En faisant des recherches sur sa famille, en Alsace et en Allemagne, il est tombé sur un document qui le glace : le maire de Lahr, un certain Dr. Winter écrit en avril 1942, lors d'un compte rendu officiel : "il serait tout à fait approprié de pouvoir rendre infertiles les familles de vanniers - les soi-disant Yéniches - ce qui pourrait permettre aux services d'aide sociale et de protection de la jeunesse de faire de grandes économies." La voix de Mano se crispe et se tait. Puis il ajoute : "voilà la raison des persécutions des Yéniches. Je suis aujourd'hui encore choqué par ces mots."

Mano Trapp voudrait que quelque chose se passe, que des chercheurs se penchent sur les traques des populations nomades d'Europe et sur les stérilisations forcées. "Il y a bien sûr des recherches, mais c'est à chaque fois très parcellaire : dans une région ou un pays donné. Lors de mes recherches en 2015, quelqu'un m'a dit "c'est un cas isolé". Mais ce n'est pas vrai ! Et il faudrait pouvoir étendre la recherche sur toute l'Europe, pour se rendre compte de l'ampleur du drame."

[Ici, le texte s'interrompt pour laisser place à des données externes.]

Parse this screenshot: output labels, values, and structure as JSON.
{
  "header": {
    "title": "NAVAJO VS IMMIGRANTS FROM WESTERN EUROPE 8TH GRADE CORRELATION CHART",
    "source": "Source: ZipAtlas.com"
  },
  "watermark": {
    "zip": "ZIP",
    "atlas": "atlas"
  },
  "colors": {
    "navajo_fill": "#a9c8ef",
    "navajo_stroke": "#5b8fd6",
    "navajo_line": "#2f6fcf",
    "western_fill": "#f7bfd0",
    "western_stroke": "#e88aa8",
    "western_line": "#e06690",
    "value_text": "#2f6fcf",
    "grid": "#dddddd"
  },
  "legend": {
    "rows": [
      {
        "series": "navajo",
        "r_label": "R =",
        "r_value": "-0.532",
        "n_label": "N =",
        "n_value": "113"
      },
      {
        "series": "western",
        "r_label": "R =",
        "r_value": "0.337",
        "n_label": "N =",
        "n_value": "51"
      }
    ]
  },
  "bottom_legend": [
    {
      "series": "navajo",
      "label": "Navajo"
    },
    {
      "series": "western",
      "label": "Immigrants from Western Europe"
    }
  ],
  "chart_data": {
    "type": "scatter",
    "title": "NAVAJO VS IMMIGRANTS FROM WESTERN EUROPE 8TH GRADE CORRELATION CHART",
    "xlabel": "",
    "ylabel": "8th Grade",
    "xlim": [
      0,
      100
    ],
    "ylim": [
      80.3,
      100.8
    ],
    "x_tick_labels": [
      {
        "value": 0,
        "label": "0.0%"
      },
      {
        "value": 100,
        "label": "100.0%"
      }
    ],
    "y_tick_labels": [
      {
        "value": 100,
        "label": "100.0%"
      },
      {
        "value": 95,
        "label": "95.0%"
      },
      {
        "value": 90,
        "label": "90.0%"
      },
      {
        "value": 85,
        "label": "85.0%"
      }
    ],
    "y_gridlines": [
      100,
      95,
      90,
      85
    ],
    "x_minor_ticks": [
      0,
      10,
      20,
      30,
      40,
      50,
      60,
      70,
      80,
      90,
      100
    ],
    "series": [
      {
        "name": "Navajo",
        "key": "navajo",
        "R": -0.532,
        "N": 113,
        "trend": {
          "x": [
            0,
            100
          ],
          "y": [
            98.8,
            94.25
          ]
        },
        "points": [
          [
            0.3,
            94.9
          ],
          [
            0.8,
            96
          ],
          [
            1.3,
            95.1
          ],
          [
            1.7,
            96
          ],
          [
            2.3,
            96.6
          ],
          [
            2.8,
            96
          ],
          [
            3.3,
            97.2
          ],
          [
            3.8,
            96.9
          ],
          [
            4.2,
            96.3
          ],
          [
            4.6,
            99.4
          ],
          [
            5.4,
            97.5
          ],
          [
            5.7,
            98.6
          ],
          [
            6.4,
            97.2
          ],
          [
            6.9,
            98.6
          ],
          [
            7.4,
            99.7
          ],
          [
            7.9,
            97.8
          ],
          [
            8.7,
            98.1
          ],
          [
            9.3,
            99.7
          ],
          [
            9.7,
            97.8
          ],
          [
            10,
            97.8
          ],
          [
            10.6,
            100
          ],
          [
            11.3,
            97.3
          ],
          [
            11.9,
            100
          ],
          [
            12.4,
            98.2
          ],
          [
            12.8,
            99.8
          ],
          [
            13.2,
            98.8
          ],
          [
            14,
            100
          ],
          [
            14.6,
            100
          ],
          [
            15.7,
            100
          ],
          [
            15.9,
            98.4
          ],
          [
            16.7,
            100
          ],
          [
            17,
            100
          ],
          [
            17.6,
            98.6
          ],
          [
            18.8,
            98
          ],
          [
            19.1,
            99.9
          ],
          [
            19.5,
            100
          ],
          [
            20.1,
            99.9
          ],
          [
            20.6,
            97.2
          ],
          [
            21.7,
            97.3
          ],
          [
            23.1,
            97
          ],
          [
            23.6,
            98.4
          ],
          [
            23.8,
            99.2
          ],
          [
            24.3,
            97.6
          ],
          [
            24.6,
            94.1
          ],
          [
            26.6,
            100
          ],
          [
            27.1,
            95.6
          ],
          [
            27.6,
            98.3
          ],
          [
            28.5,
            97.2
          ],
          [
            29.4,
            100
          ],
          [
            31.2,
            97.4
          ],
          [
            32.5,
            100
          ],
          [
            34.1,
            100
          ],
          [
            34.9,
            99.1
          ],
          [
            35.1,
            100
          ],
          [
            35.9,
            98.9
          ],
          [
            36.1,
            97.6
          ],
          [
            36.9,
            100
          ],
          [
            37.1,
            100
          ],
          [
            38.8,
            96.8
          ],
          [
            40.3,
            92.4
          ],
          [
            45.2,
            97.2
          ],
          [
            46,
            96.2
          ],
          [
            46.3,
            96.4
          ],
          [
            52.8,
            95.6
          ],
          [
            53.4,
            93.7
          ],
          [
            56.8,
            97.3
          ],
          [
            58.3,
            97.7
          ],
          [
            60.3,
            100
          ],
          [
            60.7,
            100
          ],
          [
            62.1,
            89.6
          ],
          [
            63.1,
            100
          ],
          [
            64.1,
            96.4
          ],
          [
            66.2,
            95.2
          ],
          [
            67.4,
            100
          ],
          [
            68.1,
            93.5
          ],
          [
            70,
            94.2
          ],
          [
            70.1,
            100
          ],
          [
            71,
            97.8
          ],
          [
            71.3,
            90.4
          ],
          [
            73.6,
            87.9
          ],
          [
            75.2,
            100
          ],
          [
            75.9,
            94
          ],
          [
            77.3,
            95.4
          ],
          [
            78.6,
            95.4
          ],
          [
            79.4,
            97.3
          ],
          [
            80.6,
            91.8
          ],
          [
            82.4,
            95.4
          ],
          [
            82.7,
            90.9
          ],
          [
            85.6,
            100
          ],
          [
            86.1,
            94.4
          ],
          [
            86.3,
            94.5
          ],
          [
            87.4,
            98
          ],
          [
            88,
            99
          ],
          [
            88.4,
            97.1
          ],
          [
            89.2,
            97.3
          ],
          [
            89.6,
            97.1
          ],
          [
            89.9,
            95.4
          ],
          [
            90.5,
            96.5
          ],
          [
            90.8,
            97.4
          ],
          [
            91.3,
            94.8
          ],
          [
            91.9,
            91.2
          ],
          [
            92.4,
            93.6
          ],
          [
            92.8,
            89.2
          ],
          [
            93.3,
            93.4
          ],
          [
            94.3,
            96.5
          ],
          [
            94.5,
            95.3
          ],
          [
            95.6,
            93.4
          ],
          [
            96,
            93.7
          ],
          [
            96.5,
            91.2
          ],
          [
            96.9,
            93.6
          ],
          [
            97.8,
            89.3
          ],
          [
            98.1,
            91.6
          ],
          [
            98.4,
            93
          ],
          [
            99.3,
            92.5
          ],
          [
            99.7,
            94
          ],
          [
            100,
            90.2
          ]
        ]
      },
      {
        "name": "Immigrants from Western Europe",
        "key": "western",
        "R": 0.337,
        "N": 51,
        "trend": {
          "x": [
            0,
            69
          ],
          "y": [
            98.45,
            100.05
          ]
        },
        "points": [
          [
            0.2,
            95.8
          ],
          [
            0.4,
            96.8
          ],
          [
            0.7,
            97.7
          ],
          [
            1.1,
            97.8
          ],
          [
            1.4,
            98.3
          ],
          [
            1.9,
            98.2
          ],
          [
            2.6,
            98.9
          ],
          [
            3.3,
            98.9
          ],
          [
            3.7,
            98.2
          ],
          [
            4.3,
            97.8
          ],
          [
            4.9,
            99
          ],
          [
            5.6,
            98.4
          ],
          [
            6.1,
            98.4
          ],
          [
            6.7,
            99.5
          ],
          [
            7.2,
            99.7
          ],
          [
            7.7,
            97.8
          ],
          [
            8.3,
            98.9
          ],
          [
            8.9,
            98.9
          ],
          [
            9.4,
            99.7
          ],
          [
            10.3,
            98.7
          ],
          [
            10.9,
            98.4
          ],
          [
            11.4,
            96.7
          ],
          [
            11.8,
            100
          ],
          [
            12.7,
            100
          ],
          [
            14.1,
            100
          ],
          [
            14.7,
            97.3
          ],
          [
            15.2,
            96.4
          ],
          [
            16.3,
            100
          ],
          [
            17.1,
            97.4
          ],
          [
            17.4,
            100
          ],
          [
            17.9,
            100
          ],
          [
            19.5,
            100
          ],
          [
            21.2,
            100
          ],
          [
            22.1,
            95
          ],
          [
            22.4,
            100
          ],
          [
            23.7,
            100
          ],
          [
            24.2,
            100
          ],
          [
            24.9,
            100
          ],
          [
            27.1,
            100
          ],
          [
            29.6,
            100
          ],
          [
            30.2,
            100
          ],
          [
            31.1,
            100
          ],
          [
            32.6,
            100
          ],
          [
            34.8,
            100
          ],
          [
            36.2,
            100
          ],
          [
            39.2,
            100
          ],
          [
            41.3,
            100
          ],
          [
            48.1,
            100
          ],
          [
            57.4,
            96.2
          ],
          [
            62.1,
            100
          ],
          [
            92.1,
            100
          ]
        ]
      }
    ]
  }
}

Il conclut : "et voilà, la boucle est bouclée, c'est pour cette raison que je serai à Mulhouse le 8 juin pour chanter à la mémoire de tous les Yéniches assassinés, stérilisés, enlevés de force à leurs parents." Et le 15 juin, il sera à Offenburg pour une exposition et une table ronde sur les Yéniches, des photos de son arrière-grand-père y seront présentées.

Mano Trapp veut voir dans toute cette histoire une lueur d'espoir, "il y a un intérêt grandissant pour ce sujet, depuis cinq ans on en parle beaucoup plus, il y a quelque chose qui bouge tout doucement."